Besides, if he’d shouted loud enough there was a chance the Hun might have surrendere­d out of deference.

Such a vocal tone would sound a bit silly coming from me.

“Who said that?” could be the reaction as folk gazed over my head. Or, as has been frequent during years of pub banter: “Stand up when you are talking to me. Oh, you are standing up.”

As a teenager I thought my voice was non-descript.

Growing up in the suburbs of Outer Manchester I may, for a while, have sounded like Liam and Noel Gallagher’s much older brother.

I have even been compared to Frank Gallagher from Shameless. But during the years of wanderlust that followed my voice changed with the wind and, while it has returned more to its Yorkshire roots it remains, after a lifetime of experience, stubbornly non-descript.

So I was not surprised when I read that deep voices had distinct advantages, other than leading a military action.

Research by Viktoria Mileva from Stirling University and Juan David Leongomeza­ta from a Columbian university found: “Deeper voices have been linked to having more surviving children and grandchild­ren, higher testostero­ne and lower stress hormones and longerterm survival in men.”

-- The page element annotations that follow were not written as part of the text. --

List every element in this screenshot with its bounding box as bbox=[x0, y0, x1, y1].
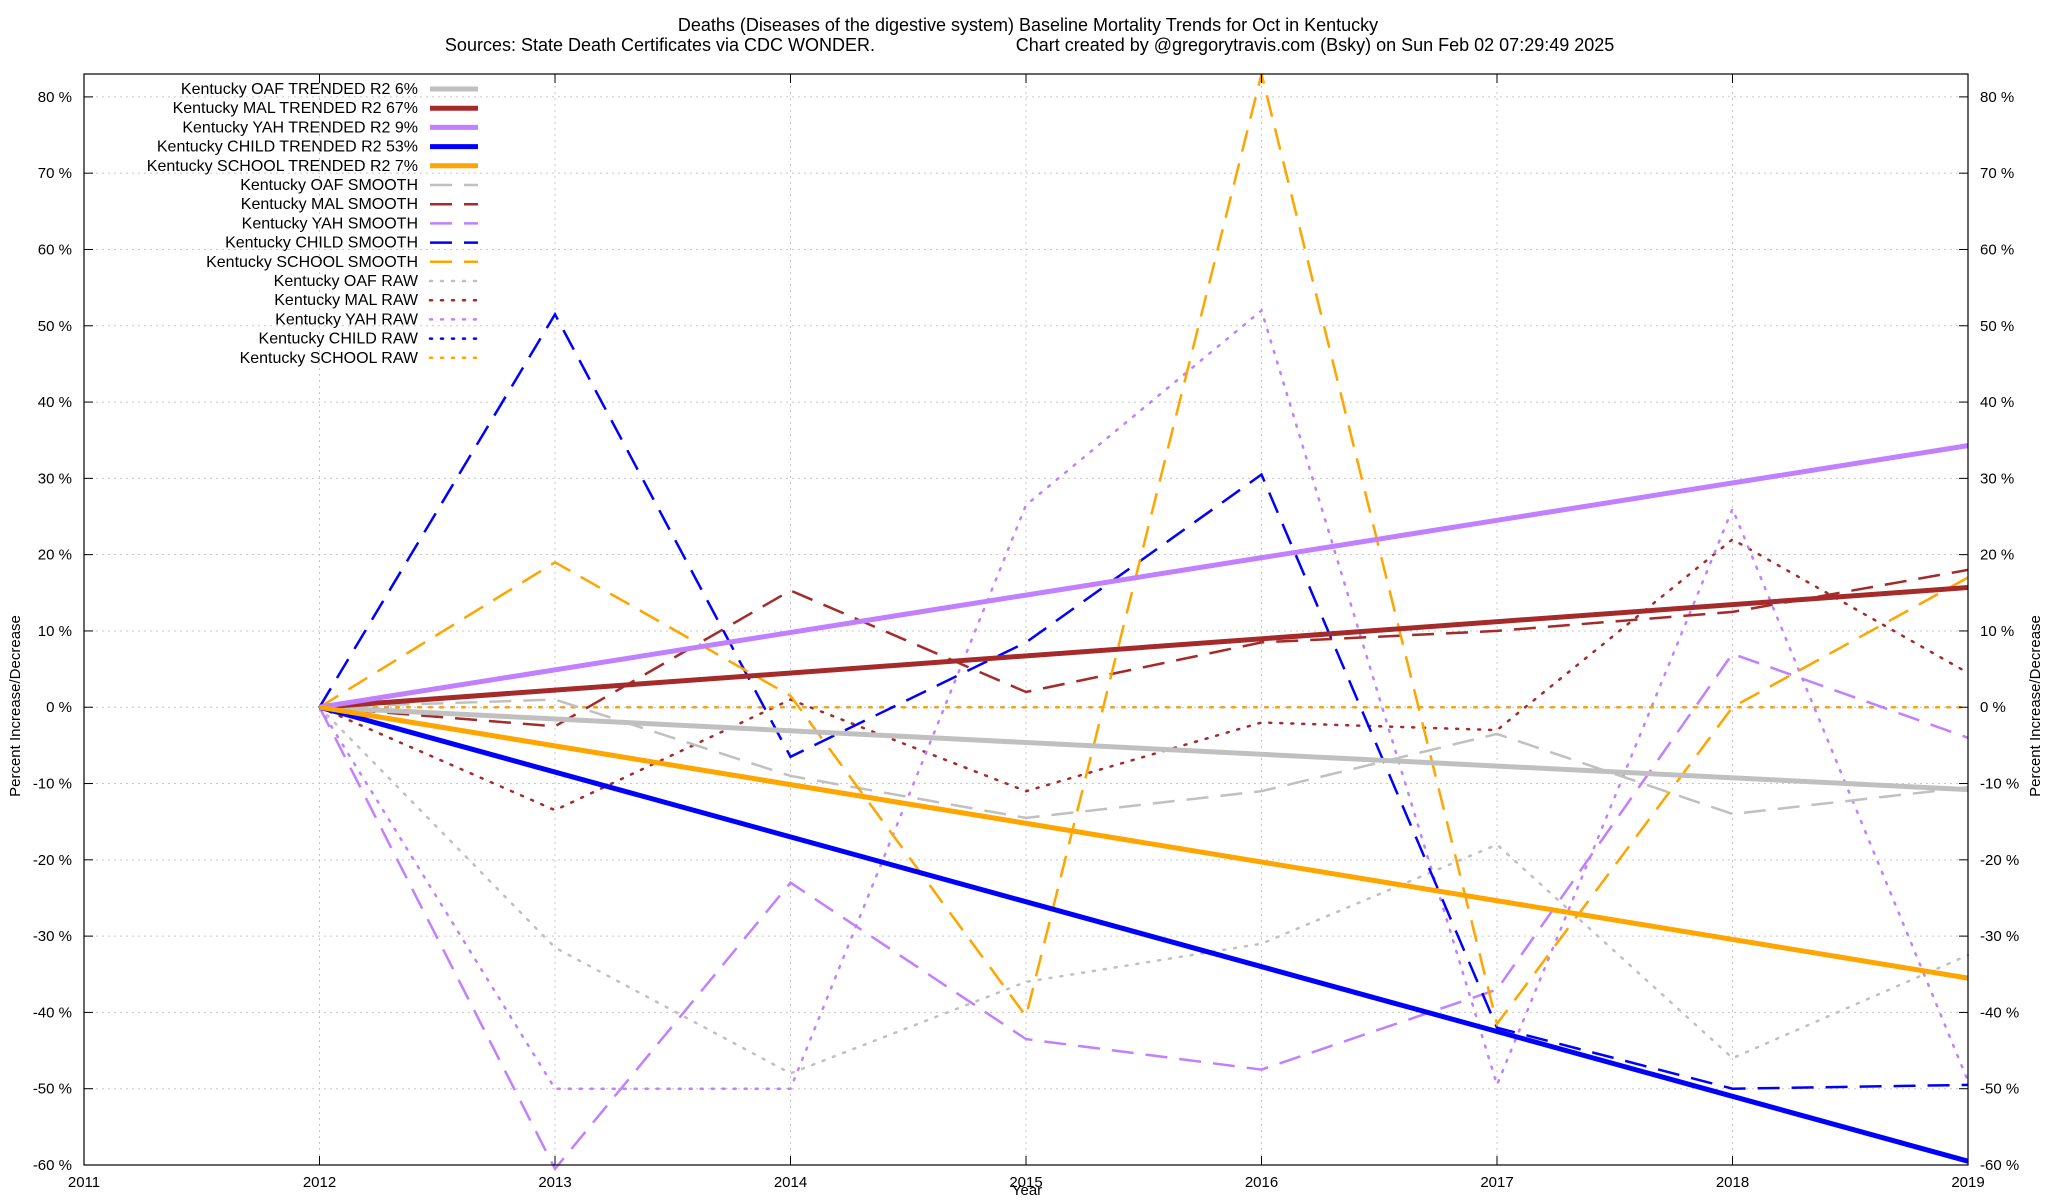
legend-label: Kentucky MAL TRENDED R2 67% bbox=[173, 100, 418, 117]
y-tick-label-left: -50 % bbox=[33, 1081, 72, 1098]
x-tick-label: 2016 bbox=[1245, 1174, 1278, 1191]
series-layer bbox=[318, 73, 1970, 1172]
series-line-kentucky-mal-raw bbox=[318, 537, 1970, 812]
y-tick-label-left: 70 % bbox=[38, 165, 72, 182]
series-line-kentucky-child-trended bbox=[318, 704, 1969, 1164]
y-tick-label-right: 0 % bbox=[1980, 699, 2006, 716]
y-tick-label-left: 20 % bbox=[38, 547, 72, 564]
series-line-kentucky-child-smooth bbox=[318, 311, 1969, 1090]
series-line-kentucky-oaf-trended bbox=[319, 704, 1969, 793]
y-tick-label-left: 40 % bbox=[38, 394, 72, 411]
chart-subtitle-credit: Chart created by @gregorytravis.com (Bsk… bbox=[1016, 35, 1615, 55]
series-line-kentucky-oaf-smooth bbox=[319, 698, 1969, 820]
y-tick-label-right: -10 % bbox=[1980, 776, 2019, 793]
chart-subtitle-source: Sources: State Death Certificates via CD… bbox=[445, 35, 875, 55]
tick-labels: -60 % -60 % -50 % -50 % -40 % -40 % -30 % -30 %… bbox=[33, 89, 2019, 1191]
y-tick-label-right: -60 % bbox=[1980, 1157, 2019, 1174]
x-tick-label: 2013 bbox=[538, 1174, 571, 1191]
x-tick-label: 2017 bbox=[1480, 1174, 1513, 1191]
y-tick-label-left: -60 % bbox=[33, 1157, 72, 1174]
y-tick-label-right: -50 % bbox=[1980, 1081, 2019, 1098]
legend-label: Kentucky OAF RAW bbox=[274, 273, 419, 290]
legend-label: Kentucky MAL SMOOTH bbox=[241, 196, 418, 213]
legend-label: Kentucky OAF TRENDED R2 6% bbox=[181, 81, 418, 98]
plot-frame bbox=[83, 73, 1969, 1166]
y-tick-label-right: -40 % bbox=[1980, 1004, 2019, 1021]
y-tick-label-left: 60 % bbox=[38, 241, 72, 258]
legend-label: Kentucky OAF SMOOTH bbox=[240, 177, 418, 194]
y-tick-label-left: 30 % bbox=[38, 470, 72, 487]
y-tick-label-left: -30 % bbox=[33, 928, 72, 945]
legend-label: Kentucky CHILD TRENDED R2 53% bbox=[157, 139, 418, 156]
y-tick-label-right: 40 % bbox=[1980, 394, 2014, 411]
x-axis-label: Year bbox=[1012, 1182, 1042, 1199]
series-line-kentucky-oaf-raw bbox=[318, 705, 1970, 1075]
y-tick-label-right: 50 % bbox=[1980, 318, 2014, 335]
series-line-kentucky-mal-trended bbox=[319, 585, 1969, 710]
y-tick-label-right: 80 % bbox=[1980, 89, 2014, 106]
legend-label: Kentucky CHILD RAW bbox=[259, 331, 419, 348]
series-line-kentucky-yah-raw bbox=[318, 308, 1970, 1090]
series-line-kentucky-yah-trended bbox=[319, 443, 1969, 710]
series-line-kentucky-yah-smooth bbox=[318, 652, 1969, 1172]
legend-label: Kentucky SCHOOL TRENDED R2 7% bbox=[147, 158, 418, 175]
y-tick-label-left: -20 % bbox=[33, 852, 72, 869]
legend-label: Kentucky YAH TRENDED R2 9% bbox=[182, 119, 418, 136]
legend-label: Kentucky YAH SMOOTH bbox=[242, 215, 418, 232]
y-tick-label-left: -10 % bbox=[33, 776, 72, 793]
x-tick-label: 2012 bbox=[303, 1174, 336, 1191]
series-line-kentucky-school-smooth bbox=[318, 73, 1969, 1027]
x-tick-label: 2015 bbox=[1009, 1174, 1042, 1191]
x-tick-label: 2018 bbox=[1716, 1174, 1749, 1191]
y-axis-label-left: Percent Increase/Decrease bbox=[7, 615, 24, 797]
plot-border bbox=[83, 73, 1969, 1166]
y-tick-label-left: -40 % bbox=[33, 1004, 72, 1021]
x-tick-label: 2011 bbox=[68, 1174, 100, 1191]
y-tick-label-left: 50 % bbox=[38, 318, 72, 335]
y-tick-label-right: 60 % bbox=[1980, 241, 2014, 258]
legend-label: Kentucky MAL RAW bbox=[274, 292, 419, 309]
series-line-kentucky-mal-smooth bbox=[319, 568, 1969, 728]
series-line-kentucky-school-trended bbox=[319, 704, 1969, 981]
y-tick-label-right: -20 % bbox=[1980, 852, 2019, 869]
y-tick-label-right: 20 % bbox=[1980, 547, 2014, 564]
y-tick-label-left: 0 % bbox=[46, 699, 72, 716]
y-tick-label-right: 70 % bbox=[1980, 165, 2014, 182]
y-tick-label-right: 10 % bbox=[1980, 623, 2014, 640]
y-tick-label-left: 10 % bbox=[38, 623, 72, 640]
legend-label: Kentucky SCHOOL RAW bbox=[240, 350, 419, 367]
y-tick-label-right: 30 % bbox=[1980, 470, 2014, 487]
legend-label: Kentucky CHILD SMOOTH bbox=[225, 235, 418, 252]
legend-label: Kentucky YAH RAW bbox=[275, 311, 419, 328]
y-tick-label-left: 80 % bbox=[38, 89, 72, 106]
legend: Kentucky OAF TRENDED R2 6% Kentucky MAL T… bbox=[147, 81, 480, 367]
x-tick-label: 2019 bbox=[1951, 1174, 1984, 1191]
chart-title: Deaths (Diseases of the digestive system… bbox=[678, 15, 1378, 35]
y-axis-label-right: Percent Increase/Decrease bbox=[2027, 615, 2044, 797]
y-tick-label-right: -30 % bbox=[1980, 928, 2019, 945]
legend-label: Kentucky SCHOOL SMOOTH bbox=[206, 254, 418, 271]
x-tick-label: 2014 bbox=[774, 1174, 807, 1191]
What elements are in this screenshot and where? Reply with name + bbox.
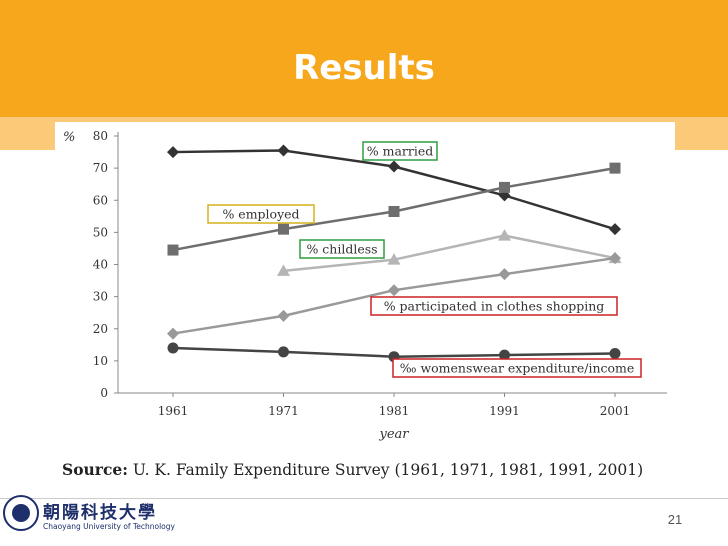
x-tick-label: 1981 xyxy=(379,404,410,418)
university-logo: 朝陽科技大學 Chaoyang University of Technology xyxy=(3,495,175,539)
data-point xyxy=(278,346,289,358)
source-text: U. K. Family Expenditure Survey (1961, 1… xyxy=(128,461,644,479)
data-point xyxy=(609,223,621,236)
series-label: % employed xyxy=(222,207,299,222)
series-label-box xyxy=(362,141,438,161)
chart-panel xyxy=(55,122,675,452)
series-label-box xyxy=(207,204,315,224)
y-tick-label: 80 xyxy=(93,129,108,143)
data-point xyxy=(498,229,511,241)
y-tick-label: 70 xyxy=(93,161,108,175)
y-tick-label: 60 xyxy=(93,193,108,207)
x-tick-label: 1971 xyxy=(268,404,299,418)
data-point xyxy=(609,162,621,174)
data-point xyxy=(167,342,179,354)
data-point xyxy=(388,160,400,173)
data-point xyxy=(167,146,179,159)
y-tick-label: 40 xyxy=(93,258,108,272)
data-point xyxy=(277,309,290,322)
y-tick-label: 10 xyxy=(93,354,108,368)
data-point xyxy=(167,244,179,256)
data-point xyxy=(499,349,510,361)
data-point xyxy=(498,189,511,202)
series-label-box xyxy=(370,296,618,316)
line-chart: 0 10 20 30 40 50 60 70 80% 1961 1971 1981 1991 2001 ye… xyxy=(63,129,667,442)
logo-chinese-name: 朝陽科技大學 xyxy=(43,503,157,523)
y-axis-label: % xyxy=(63,130,75,145)
y-tick-label: 0 xyxy=(100,386,108,400)
data-point xyxy=(277,144,290,157)
series-label-box xyxy=(392,358,642,378)
series-label: % married xyxy=(367,144,434,159)
x-tick-label: 1991 xyxy=(489,404,520,418)
series-label: % participated in clothes shopping xyxy=(384,299,605,314)
data-point xyxy=(388,284,400,297)
source-note: Source: U. K. Family Expenditure Survey … xyxy=(62,460,722,479)
series-line xyxy=(283,234,616,273)
source-label: Source: xyxy=(62,460,128,479)
data-point xyxy=(387,253,401,265)
page-number: 21 xyxy=(667,512,683,527)
data-point xyxy=(278,223,289,235)
series-label-box xyxy=(299,239,385,259)
data-point xyxy=(498,268,511,281)
data-point xyxy=(388,205,400,217)
series-label: % childless xyxy=(306,242,377,257)
series-label: ‰ womenswear expenditure/income xyxy=(400,361,635,376)
x-tick-label: 2001 xyxy=(600,404,631,418)
y-tick-label: 30 xyxy=(93,290,108,304)
data-point xyxy=(277,264,290,276)
data-point xyxy=(167,327,179,340)
footer-divider xyxy=(0,498,728,499)
y-tick-label: 50 xyxy=(93,225,108,239)
data-point xyxy=(609,252,621,265)
x-axis-label: year xyxy=(378,427,409,442)
slide-title: Results xyxy=(293,48,435,88)
x-tick-label: 1961 xyxy=(158,404,189,418)
data-point xyxy=(499,181,510,193)
y-tick-label: 20 xyxy=(93,322,108,336)
data-point xyxy=(609,347,621,359)
logo-english-name: Chaoyang University of Technology xyxy=(43,522,175,531)
university-seal-icon xyxy=(3,495,39,531)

No wonder the ladies like them: strong vibrant chaps in all senses of the word who will ensure long life.

By heck, how did I manage to attract my wife Maria? She could have had any number of deep voiced blokes.

If she’d married the plumber she would have had gold taps years ago.

The managing director of the accountanc­y firm for which she worked made her an offer she refused.

And her very first boyfriend recently got in touch via Facebook to inform her he lives in a mansion in Kansas with barns converted to hold his collection of classic American roadsters and still carries a flame for her.

And she ended up with me in Honley.

But wait. The study adds an extra important factor. It said that women could successful­ly identify, by voice alone, those chaps likely to cheat and who were less trustworth­y in general.

Besides, Maria never did like gold taps.